Roughly tearing into the death notices from today’s Toronto Star to shroud fine china handed down, down through the generations to gently line the shadows of a Redpath crate, small enough to lift in a slight woman’s strong arms and travel with it to a new basement apartment in a city that has grown too crowded.
I’m just back from helping Audrey pack up her kitchen. Slipped away from desk & duty to dive into the wreck (thanks Adrienne!): dismantling one home to construct another. But key here, I think, is the safety offered by the dead.

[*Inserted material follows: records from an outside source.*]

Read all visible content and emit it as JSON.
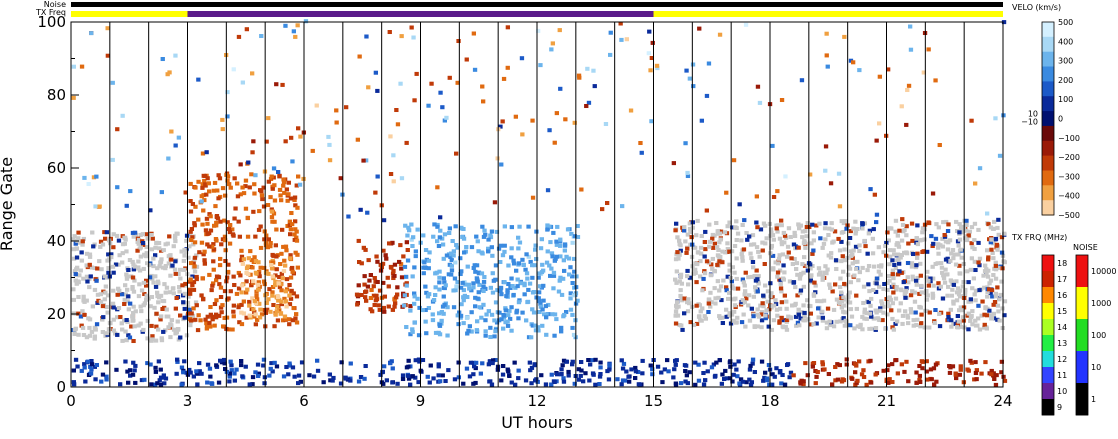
{
  "chart_data": {
    "type": "heatmap",
    "xlabel": "UT hours",
    "ylabel": "Range Gate",
    "xlim": [
      0,
      24
    ],
    "ylim": [
      0,
      100
    ],
    "x_ticks": [
      "0",
      "3",
      "6",
      "9",
      "12",
      "15",
      "18",
      "21",
      "24"
    ],
    "y_ticks": [
      "0",
      "20",
      "40",
      "60",
      "80",
      "100"
    ],
    "grid": "vertical lines every hour",
    "ground_scatter_color": "#c8c8c8",
    "top_bars": {
      "noise_label": "Noise",
      "txfreq_label": "TX Freq",
      "txfreq_segments": [
        {
          "x0": 0,
          "x1": 3,
          "freq_mhz": 15,
          "color": "#ffff00"
        },
        {
          "x0": 3,
          "x1": 15,
          "freq_mhz": 10,
          "color": "#5a1a8a"
        },
        {
          "x0": 15,
          "x1": 24,
          "freq_mhz": 15,
          "color": "#ffff00"
        }
      ]
    },
    "velocity_colorbar": {
      "title": "VELO (km/s)",
      "labels": [
        "500",
        "400",
        "300",
        "200",
        "100",
        "0",
        "−100",
        "−200",
        "−300",
        "−400",
        "−500"
      ],
      "side_labels": [
        "10",
        "−10"
      ],
      "colors_top_to_bottom": [
        "#d4f0ff",
        "#a8d8f5",
        "#6cb4ec",
        "#3a8ae0",
        "#1c5ac8",
        "#0a2a9a",
        "#001070",
        "#6a0a0a",
        "#9a1a08",
        "#c03a08",
        "#e06a10",
        "#f0a040",
        "#fad0a0"
      ]
    },
    "txfreq_colorbar": {
      "title": "TX FRQ (MHz)",
      "labels": [
        "18",
        "17",
        "16",
        "15",
        "14",
        "13",
        "12",
        "11",
        "10",
        "9"
      ],
      "colors_top_to_bottom": [
        "#ee1111",
        "#cc2200",
        "#ff8800",
        "#ffff00",
        "#aaff22",
        "#22ee44",
        "#22dddd",
        "#3344ff",
        "#662299",
        "#000000"
      ]
    },
    "noise_colorbar": {
      "title": "NOISE",
      "labels": [
        "10000",
        "1000",
        "100",
        "10",
        "1"
      ],
      "colors_top_to_bottom": [
        "#ee1111",
        "#ffff00",
        "#22dd22",
        "#2233ff",
        "#000000"
      ]
    },
    "features": [
      {
        "kind": "ground_scatter",
        "x": [
          0,
          3.2
        ],
        "gates": [
          12,
          42
        ],
        "description_color": "gray"
      },
      {
        "kind": "ground_scatter",
        "x": [
          15.5,
          24
        ],
        "gates": [
          15,
          45
        ],
        "description_color": "gray"
      },
      {
        "kind": "negative_velocity",
        "x": [
          3.0,
          5.8
        ],
        "gates": [
          15,
          58
        ],
        "velocity_kms": -250
      },
      {
        "kind": "negative_velocity_high",
        "x": [
          4.3,
          5.6
        ],
        "gates": [
          18,
          35
        ],
        "velocity_kms": -420
      },
      {
        "kind": "negative_velocity",
        "x": [
          7.3,
          8.7
        ],
        "gates": [
          20,
          40
        ],
        "velocity_kms": -180
      },
      {
        "kind": "positive_velocity",
        "x": [
          8.5,
          13.0
        ],
        "gates": [
          13,
          44
        ],
        "velocity_kms": 300
      },
      {
        "kind": "positive_velocity_low",
        "x": [
          0,
          18.5
        ],
        "gates": [
          0,
          7
        ],
        "velocity_kms": 80
      },
      {
        "kind": "negative_velocity_low",
        "x": [
          18.5,
          24
        ],
        "gates": [
          0,
          7
        ],
        "velocity_kms": -150
      }
    ]
  }
}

Tiny biographies in black and white, printer’s ink pressed into my hands but I won’t stop typing to scrub them clean. I like the flavour of these lives mingling with my words. They travel, these words, like oxygen-carrying blood from the heart to the tissues; they slide around like wisps of sound on a yellow flowering butterfly bush on a hot June afternoon.
Audrey asked me to help, so of course I said yes, I will help. We stood together emptying cupboards in her air-conditioned flat, the temperature outside a searing 35 degrees; we stood side by side ripping, scrunching, tearing strips of thick tape from a roll, careful not to lose the end. Again.
“Kitchen,” I wrote on the crate, both sides. “Fine China and the documented dead.”
Death notices are my bread and butter. I find lives there; I have a nose for stories and a yen to tell them. Today we have Douglas Winston Churchill. Margaret Jean, Emilio, I study their faces, like this woman who defied the camera to peer deep inside me. She is now in a tight embrace with a Prince Albert sugar bowl, step lightly in this dance, Imogen.
It is the coupling of life and death, those too-simple monosyllabic words that pack a punch like none other. Audrey, my friend, a new friend in fact, is loading up her life and moving it down the road a ways (sounds vaguely parabolic).
Before sealing her worldly goods in boxes or crates though, I study the lives who protect her–or at least protect her things, gifts from her grandmothers–in this move.